Oui il y a eu d'autres partis qui se présentaient je vais être honnête même si je n'avais pas fait partie du FIER je n'aurais pu voter pour eux peut être un parti oui qui se démarquait un peu plus des autres mais qui a été dissout. Je le dis et l'ai assez répéter au FIER vouloir gouverner oui mais avec un minimum expérience.

Tous les membres ne suivent pas aveuglement le Duc .Il est vrai que pour cette élection ducale nous avons eu 100%

Oui étant le seul parti la liste çà été déposé 6 jours avant les élections aucune opposition.

Je m'y suis retrouver dedans je l'ai su le lendemain j'ai validé oui comme certain autre de la liste.

Il s'avait l'animosité de L'ADC il a réussi à enlever son épingle du jeu. Il a perdu beaucoup de crédits envers ses partisans contrairement à ce que l'on pourrait penser.

Il n'est pas question pour ma pars et pour d'autres membres du FIER de remettre Le Duc au pouvoir. Je suis toujours membres du parti FIER je ne le renis pas tous ne sont pas des pro Le poilu.

Je vais rassurer certain Berrichons du bien fonder des propos de l'ADC attention je ne leur demanderais jamais d'ouvrir grande leurs portes et accueillir les soldats de L'ADC à bras ouverts il ne faut pas exagérer quand même. Mais essayer de calmer certains esprits.

Messire je vous souhaite bonne journée.


Asterie d'Ambparé
Dame de Farges Allichamps

Ainsi donc, la dame était membre du conseil déchu. Tixlu n'avait pas cherché à en connaître le détail des membres, et en tous cas n'avait pas fait le rapprochement. Voilà bien une surprise.

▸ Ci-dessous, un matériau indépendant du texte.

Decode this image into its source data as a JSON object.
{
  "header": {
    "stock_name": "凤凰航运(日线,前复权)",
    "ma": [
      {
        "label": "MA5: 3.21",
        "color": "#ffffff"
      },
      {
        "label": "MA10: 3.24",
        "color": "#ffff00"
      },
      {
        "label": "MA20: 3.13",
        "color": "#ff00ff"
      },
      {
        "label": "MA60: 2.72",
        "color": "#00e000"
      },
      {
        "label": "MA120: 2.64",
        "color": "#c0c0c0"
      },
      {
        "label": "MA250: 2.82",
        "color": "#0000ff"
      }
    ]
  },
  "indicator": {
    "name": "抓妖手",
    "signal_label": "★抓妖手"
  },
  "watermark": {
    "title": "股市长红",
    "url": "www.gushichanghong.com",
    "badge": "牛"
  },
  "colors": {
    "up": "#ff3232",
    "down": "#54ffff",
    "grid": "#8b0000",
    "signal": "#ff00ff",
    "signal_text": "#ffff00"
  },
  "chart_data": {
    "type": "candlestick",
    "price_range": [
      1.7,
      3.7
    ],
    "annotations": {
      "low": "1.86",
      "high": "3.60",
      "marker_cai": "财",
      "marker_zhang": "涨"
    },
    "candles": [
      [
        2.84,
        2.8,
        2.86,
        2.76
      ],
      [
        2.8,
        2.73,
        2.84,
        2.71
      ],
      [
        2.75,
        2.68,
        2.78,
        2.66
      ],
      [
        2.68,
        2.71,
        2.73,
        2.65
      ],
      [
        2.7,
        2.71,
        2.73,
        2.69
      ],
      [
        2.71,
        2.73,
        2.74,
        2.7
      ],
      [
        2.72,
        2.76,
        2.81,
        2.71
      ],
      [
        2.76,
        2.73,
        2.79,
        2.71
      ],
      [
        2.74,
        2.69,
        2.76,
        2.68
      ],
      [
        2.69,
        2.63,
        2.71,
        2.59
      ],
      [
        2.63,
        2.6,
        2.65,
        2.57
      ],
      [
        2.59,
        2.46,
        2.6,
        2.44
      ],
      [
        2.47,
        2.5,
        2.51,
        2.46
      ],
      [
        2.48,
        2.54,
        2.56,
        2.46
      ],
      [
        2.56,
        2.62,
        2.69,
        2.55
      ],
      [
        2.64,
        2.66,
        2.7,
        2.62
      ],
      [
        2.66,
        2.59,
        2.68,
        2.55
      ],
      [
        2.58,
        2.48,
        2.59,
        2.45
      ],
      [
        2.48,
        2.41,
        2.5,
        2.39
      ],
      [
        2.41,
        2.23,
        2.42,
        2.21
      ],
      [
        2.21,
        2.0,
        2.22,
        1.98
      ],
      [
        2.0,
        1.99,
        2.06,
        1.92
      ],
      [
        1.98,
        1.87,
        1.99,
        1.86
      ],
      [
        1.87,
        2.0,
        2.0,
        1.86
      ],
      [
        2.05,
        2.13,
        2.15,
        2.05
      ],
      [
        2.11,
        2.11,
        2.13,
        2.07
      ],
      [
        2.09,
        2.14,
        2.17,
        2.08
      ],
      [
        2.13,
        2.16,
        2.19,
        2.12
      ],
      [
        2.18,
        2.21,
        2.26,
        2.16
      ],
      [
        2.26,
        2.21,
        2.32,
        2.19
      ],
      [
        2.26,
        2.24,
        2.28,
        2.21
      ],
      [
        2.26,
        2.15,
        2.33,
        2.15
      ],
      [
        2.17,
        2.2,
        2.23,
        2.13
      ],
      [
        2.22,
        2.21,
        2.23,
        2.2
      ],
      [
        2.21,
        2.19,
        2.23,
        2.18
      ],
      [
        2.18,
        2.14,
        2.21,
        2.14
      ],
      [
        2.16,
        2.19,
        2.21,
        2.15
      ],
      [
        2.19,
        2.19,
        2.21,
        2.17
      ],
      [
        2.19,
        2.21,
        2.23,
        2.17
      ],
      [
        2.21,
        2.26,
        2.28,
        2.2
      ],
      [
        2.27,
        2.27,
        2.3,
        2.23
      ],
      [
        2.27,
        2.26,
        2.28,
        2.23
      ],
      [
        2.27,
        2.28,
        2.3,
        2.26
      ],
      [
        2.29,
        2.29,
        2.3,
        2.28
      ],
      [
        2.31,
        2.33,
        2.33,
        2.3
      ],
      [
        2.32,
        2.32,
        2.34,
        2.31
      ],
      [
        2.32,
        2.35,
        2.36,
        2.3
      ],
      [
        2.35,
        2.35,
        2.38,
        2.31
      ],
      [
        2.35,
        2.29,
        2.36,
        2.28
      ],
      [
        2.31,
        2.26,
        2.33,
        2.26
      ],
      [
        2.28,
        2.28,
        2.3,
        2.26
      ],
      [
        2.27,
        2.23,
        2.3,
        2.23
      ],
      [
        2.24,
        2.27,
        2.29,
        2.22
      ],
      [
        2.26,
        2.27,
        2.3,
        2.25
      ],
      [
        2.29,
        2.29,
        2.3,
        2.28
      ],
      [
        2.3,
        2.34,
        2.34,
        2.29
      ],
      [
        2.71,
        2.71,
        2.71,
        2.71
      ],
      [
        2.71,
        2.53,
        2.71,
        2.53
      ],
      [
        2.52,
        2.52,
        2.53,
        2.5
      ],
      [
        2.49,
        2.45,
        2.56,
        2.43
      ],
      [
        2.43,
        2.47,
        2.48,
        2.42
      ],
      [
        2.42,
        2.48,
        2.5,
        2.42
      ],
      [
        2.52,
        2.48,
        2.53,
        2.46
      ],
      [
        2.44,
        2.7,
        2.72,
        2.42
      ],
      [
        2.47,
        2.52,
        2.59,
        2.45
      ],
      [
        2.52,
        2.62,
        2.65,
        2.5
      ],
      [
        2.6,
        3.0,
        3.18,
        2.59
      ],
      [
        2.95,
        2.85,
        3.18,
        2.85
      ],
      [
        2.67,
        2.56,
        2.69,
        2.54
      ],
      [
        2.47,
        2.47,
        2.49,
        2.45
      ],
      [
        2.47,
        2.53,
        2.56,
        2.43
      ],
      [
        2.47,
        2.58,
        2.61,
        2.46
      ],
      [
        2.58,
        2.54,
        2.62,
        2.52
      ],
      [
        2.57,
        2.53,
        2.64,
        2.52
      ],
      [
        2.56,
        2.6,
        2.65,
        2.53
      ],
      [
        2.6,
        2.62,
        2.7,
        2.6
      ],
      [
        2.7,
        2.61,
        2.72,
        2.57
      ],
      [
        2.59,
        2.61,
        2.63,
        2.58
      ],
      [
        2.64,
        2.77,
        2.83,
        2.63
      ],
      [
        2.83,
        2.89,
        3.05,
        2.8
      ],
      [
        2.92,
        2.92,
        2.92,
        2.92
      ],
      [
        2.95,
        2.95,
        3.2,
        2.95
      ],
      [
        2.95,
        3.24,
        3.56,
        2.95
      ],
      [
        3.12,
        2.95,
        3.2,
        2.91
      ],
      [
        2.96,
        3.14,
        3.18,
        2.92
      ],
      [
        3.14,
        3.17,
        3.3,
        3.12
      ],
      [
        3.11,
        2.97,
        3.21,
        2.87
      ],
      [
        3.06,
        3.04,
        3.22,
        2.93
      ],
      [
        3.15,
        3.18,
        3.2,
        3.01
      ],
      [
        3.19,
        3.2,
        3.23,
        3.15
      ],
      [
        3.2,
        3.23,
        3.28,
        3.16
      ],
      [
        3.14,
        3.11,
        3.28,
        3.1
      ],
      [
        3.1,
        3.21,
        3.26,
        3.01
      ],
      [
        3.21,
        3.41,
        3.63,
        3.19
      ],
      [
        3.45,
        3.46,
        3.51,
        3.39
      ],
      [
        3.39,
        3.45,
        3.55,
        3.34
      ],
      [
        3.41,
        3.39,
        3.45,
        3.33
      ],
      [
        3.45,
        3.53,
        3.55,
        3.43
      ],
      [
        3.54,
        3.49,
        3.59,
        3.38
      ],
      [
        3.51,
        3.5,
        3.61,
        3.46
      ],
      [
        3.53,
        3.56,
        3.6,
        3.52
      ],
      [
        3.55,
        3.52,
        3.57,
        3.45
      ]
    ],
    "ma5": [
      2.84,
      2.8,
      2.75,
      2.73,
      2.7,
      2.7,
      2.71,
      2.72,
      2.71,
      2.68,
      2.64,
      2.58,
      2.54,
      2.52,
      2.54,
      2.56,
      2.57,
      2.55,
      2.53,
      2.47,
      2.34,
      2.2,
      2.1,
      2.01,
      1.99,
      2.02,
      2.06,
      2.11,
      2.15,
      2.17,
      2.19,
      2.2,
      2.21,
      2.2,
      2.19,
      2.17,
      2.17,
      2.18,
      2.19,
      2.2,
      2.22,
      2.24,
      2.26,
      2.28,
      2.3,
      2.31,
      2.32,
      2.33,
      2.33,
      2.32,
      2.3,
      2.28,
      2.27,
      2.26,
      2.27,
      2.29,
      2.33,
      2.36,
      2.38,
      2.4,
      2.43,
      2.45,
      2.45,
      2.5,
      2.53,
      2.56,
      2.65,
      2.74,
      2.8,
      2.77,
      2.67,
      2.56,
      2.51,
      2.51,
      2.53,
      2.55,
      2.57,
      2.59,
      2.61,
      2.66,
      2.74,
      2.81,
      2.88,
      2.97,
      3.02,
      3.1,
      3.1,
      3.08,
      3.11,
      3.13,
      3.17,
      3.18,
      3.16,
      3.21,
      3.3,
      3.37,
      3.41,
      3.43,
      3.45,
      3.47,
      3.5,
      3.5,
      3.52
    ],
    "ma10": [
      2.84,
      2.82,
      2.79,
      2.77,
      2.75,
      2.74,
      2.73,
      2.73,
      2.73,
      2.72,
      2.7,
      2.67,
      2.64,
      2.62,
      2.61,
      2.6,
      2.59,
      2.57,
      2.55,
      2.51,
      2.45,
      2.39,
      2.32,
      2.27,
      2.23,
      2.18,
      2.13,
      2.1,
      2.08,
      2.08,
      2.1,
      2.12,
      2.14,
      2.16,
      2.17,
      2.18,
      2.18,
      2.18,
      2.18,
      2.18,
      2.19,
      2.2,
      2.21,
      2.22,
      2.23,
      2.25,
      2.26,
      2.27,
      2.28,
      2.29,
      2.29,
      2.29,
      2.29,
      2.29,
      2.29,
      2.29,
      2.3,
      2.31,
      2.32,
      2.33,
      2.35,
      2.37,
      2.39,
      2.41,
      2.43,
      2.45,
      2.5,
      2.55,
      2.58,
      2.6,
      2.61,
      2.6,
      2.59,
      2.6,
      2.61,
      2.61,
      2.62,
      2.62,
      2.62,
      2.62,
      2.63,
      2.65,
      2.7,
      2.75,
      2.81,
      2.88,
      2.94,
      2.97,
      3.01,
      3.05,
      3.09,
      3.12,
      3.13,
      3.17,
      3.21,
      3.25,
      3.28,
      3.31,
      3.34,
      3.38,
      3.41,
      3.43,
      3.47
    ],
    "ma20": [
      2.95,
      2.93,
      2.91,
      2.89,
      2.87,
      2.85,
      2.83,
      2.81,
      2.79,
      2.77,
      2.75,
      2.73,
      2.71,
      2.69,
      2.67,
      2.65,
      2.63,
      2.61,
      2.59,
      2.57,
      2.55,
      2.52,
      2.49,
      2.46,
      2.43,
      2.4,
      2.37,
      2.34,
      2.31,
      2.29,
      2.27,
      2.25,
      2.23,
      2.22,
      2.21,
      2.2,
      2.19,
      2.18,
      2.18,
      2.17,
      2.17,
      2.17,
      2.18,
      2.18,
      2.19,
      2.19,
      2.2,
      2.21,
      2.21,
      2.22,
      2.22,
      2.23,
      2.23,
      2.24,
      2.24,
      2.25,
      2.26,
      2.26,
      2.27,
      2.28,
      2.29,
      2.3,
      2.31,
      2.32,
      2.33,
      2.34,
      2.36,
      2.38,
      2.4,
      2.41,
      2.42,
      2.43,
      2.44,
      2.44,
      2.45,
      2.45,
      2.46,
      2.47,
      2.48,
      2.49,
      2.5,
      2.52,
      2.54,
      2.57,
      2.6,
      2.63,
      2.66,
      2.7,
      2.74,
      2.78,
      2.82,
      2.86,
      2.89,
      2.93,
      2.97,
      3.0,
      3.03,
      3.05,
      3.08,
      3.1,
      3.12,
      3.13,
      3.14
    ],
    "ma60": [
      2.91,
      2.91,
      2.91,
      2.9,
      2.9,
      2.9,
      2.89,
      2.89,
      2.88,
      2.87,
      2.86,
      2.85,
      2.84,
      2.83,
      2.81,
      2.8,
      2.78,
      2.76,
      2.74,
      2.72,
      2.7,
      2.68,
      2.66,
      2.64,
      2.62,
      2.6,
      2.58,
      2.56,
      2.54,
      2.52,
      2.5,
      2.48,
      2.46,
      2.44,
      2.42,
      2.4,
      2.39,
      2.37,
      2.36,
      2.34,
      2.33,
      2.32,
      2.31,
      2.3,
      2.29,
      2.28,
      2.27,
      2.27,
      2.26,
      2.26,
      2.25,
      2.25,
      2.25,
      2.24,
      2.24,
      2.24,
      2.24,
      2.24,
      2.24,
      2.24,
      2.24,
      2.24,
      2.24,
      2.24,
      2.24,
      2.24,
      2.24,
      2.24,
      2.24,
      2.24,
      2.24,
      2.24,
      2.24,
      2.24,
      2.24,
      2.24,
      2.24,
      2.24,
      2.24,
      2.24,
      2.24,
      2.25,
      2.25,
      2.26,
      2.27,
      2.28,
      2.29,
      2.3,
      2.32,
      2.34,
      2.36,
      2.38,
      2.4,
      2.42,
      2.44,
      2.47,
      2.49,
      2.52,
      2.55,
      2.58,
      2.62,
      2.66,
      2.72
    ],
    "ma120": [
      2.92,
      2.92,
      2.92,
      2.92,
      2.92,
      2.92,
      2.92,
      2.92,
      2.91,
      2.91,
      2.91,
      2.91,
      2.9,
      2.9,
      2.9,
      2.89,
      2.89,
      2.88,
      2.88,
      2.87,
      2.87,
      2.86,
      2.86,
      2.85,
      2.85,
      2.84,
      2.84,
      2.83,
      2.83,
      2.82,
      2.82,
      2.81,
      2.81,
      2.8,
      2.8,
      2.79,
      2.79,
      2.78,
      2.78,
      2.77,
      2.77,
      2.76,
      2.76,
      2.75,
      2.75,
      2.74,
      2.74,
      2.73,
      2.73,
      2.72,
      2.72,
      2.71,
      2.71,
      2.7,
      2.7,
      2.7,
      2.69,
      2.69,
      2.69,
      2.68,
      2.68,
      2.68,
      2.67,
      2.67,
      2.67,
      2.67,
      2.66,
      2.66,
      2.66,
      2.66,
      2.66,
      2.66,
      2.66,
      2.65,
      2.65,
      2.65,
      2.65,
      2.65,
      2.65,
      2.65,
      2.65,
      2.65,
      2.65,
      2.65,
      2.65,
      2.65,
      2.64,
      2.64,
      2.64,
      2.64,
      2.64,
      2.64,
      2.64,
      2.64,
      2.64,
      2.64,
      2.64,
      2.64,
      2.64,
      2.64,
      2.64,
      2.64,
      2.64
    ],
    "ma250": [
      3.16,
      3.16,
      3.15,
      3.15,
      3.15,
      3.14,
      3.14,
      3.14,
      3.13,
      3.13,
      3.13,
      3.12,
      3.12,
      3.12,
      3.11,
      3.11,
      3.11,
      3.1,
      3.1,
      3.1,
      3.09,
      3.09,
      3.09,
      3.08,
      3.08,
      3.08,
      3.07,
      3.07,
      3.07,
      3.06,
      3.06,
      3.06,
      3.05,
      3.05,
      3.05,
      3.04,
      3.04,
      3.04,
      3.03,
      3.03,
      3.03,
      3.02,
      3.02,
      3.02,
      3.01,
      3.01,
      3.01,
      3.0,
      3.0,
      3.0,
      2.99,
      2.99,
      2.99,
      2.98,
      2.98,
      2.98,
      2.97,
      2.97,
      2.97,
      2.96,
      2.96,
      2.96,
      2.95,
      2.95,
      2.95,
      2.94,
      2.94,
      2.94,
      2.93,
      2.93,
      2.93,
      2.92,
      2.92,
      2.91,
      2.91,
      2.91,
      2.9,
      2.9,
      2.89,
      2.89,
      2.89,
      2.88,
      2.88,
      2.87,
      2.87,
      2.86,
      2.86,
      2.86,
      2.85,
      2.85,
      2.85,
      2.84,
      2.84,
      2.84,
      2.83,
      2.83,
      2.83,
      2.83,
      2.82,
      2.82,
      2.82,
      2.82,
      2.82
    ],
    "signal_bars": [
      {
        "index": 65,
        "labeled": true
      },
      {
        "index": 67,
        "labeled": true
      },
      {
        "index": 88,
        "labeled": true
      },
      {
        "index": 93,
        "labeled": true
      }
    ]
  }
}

Il n'avait pas douté pouvoir trouver des berrichons avec qui il soit possible de dialoguer. Non pas de rallier à sa cause, mais simplement que chacun puisse prendre connaissance du ressenti et des motivations de l'autre. De là à en trouver au sein même du conseil déchu, parmi ceux qui avaient entouré le poilu au pouvoir... Il était surpris. Agréablement. Il aurait certainement beaucoup apprécié cette personne en d'autres circonstances. Il s'avait n'être jamais le bienvenu à Bourges tant que ce conflit serait en cours, toutefois cette discussion était intéressante et valait qu'on y réponde. Il pouvait mieux un peu mieux appréhender ainsi le fonctionnement politique du Berry, qu'il reconnaissait volontiers fort mal connaitre. C'est en se comprenant que les deux peuples pourraient à l'avenir cohabiter, car ils étaient voisins, il faudrait bien qu'ils s'entendent, au moins un minimum. Ni les deux provinces ni le Royaume ne gagneraient à un conflit latent permanent.

Il prit donc sa plume et, remettant de quelques minutes la lettre à son épouse, entreprit de rédiger réponse à Astérie.
Citation :
Asterie
[Dans la chambre de l’auberge de Bourges]

L’aube commençait à pointé à travers les volets une autre journée à remplir.
Elle devait se rendre au camps de l’ost berrichon pour donner quelques soins aux divers blessés puis retourner voir la Gertrude pour vérifier que tout allait bien son accouchement c’était pas bien passer l’enfant était rester coincé au niveau de la tête avec deux fois sont cordon autour du cou ...
Rien n’avait pu être fait pour y remédier.
C’était la volonté d’Aristote ... Des parchemins étaient éparpillés sur la table, elle soupira des courriers en retard qu’il fallait qu’elle fasse...
Son regard se porta sur une missive de Sœur Mariette sur son dispensaire tout allait apparemment bien.
Elle était évidemment inquiète pour elle.
Elle fît un mouvement un peu brusque la douleur à la jambe se réveilla d’un seul coup .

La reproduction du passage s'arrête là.